Trials Inside and Out

This coming Sunday is the Solemnity of Christ the King. The gospel reading for this year is the scene of Jesus on trial before Pontius Pilate during which the nature of Jesus’ kingship and kingdom is revealed. Throughout the trial before Pilate, there are numerous scenes in two different locations: outside and inside the praetorium (“Pilate’s headquarters”). Outside the praetorium Pilate speaks to the “Jews,” because they won’t enter the praetorium, “so as to avoid ritual defilement and to be able to eat the Passover” (18:28b). What does this indicate about Jesus who is inside the praetorium?

It is one of the many ironies of Jesus’ trial that those Jewish leaders who scrupulously observe the statutes about ritual purity by refusing the enter the praetorium; who cry for the release of a Jewish freedom fighter (18:40); who badger Pilate into executing a blasphemer, which was required by Jewish law (19:7); are the same people who betray their faith by confessing that their only king is Caesar (19:15), the man who attempted to usurp the place of God.

In a sense, John pictures these authorities as being the scribes and Pharisees that Jesus rails against in Matthew 23; e.g., “For you tithe mint, dill, and cummin, and have neglected the weightier matters of the law: justice and mercy and faith. It is these you ought to have practiced without neglecting the others. You blind guides! You strain out a gnat but swallow a camel!” (23:23-24)
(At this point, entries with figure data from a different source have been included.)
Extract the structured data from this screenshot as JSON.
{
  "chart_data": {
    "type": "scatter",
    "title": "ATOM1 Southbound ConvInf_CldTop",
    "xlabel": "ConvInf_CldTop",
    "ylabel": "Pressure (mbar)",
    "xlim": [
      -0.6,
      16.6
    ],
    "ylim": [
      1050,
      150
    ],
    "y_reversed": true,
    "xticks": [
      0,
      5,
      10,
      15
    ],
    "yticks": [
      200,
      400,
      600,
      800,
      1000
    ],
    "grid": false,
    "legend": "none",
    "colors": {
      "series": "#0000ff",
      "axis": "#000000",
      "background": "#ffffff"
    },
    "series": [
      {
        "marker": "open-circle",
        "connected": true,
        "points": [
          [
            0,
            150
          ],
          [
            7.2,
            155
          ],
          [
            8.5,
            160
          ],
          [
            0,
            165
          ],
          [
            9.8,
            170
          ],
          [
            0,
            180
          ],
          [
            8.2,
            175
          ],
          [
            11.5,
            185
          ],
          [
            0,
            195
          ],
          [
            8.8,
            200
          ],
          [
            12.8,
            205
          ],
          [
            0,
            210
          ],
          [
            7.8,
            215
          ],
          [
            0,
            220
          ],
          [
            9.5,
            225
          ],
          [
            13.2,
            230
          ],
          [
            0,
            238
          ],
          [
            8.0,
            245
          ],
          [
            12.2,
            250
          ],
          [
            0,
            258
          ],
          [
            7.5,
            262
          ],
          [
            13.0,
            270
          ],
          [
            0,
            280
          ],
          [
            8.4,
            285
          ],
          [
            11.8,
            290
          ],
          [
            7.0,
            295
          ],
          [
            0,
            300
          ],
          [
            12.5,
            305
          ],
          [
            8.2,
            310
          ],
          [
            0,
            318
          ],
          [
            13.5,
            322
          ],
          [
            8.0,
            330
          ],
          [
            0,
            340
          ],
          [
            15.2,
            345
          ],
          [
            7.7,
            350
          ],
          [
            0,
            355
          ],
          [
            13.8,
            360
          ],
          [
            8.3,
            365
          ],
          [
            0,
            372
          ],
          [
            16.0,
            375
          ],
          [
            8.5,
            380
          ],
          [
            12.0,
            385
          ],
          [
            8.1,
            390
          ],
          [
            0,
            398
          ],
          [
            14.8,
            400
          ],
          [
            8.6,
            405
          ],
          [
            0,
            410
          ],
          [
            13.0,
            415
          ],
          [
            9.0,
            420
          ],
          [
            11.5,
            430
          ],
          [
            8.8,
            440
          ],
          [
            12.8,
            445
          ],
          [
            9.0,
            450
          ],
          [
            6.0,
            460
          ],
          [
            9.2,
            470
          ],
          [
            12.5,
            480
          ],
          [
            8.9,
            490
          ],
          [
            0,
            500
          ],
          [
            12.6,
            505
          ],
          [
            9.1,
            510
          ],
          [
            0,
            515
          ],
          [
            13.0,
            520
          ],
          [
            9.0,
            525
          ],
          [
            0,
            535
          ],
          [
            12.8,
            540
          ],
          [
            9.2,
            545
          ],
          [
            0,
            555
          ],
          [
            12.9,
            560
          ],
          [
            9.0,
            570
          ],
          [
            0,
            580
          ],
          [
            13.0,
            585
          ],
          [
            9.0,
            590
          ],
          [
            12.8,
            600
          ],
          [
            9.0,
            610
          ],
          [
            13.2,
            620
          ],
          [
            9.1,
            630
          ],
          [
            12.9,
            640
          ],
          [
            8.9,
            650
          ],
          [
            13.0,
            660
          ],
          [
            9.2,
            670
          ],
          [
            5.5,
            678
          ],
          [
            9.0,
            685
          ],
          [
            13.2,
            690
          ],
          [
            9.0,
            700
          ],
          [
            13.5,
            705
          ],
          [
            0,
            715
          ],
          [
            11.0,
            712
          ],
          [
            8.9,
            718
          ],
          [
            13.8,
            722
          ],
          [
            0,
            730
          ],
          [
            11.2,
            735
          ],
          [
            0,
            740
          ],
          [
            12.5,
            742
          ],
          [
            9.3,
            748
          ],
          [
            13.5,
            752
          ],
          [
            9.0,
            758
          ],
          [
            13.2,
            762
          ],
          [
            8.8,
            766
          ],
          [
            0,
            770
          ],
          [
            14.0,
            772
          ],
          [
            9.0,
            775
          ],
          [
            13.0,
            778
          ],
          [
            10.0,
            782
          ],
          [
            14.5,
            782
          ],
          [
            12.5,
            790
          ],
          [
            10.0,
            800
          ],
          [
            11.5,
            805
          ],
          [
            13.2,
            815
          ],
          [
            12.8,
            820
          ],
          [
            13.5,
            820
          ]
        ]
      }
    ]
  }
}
At the same time, Pilate also betrays his faith. He believes that Jesus is innocent and tries to set him free; but in the end, he turns him over to be crucified. He acts contrary to his beliefs.

Brown (The Death of the Messiah) writes:

“The Jews” are outside the praetorium refusing to enter; Jesus is inside the praetorium; these are the separated forces of darkness and light. Pilate must shuttle back and forth, for he is the person-in-between who does not wish to make a decision and so vainly tries to reconcile the opposing forces. For John, however, one must decide for light or darkness and thus judge oneself as one faces the light come into the world (3:19-21). By not deciding for the truth, Pilate is deciding for falsehood and darkness. [p. 744]

Our text begins with Pilate entering the praetorium to question Jesus — so he thinks.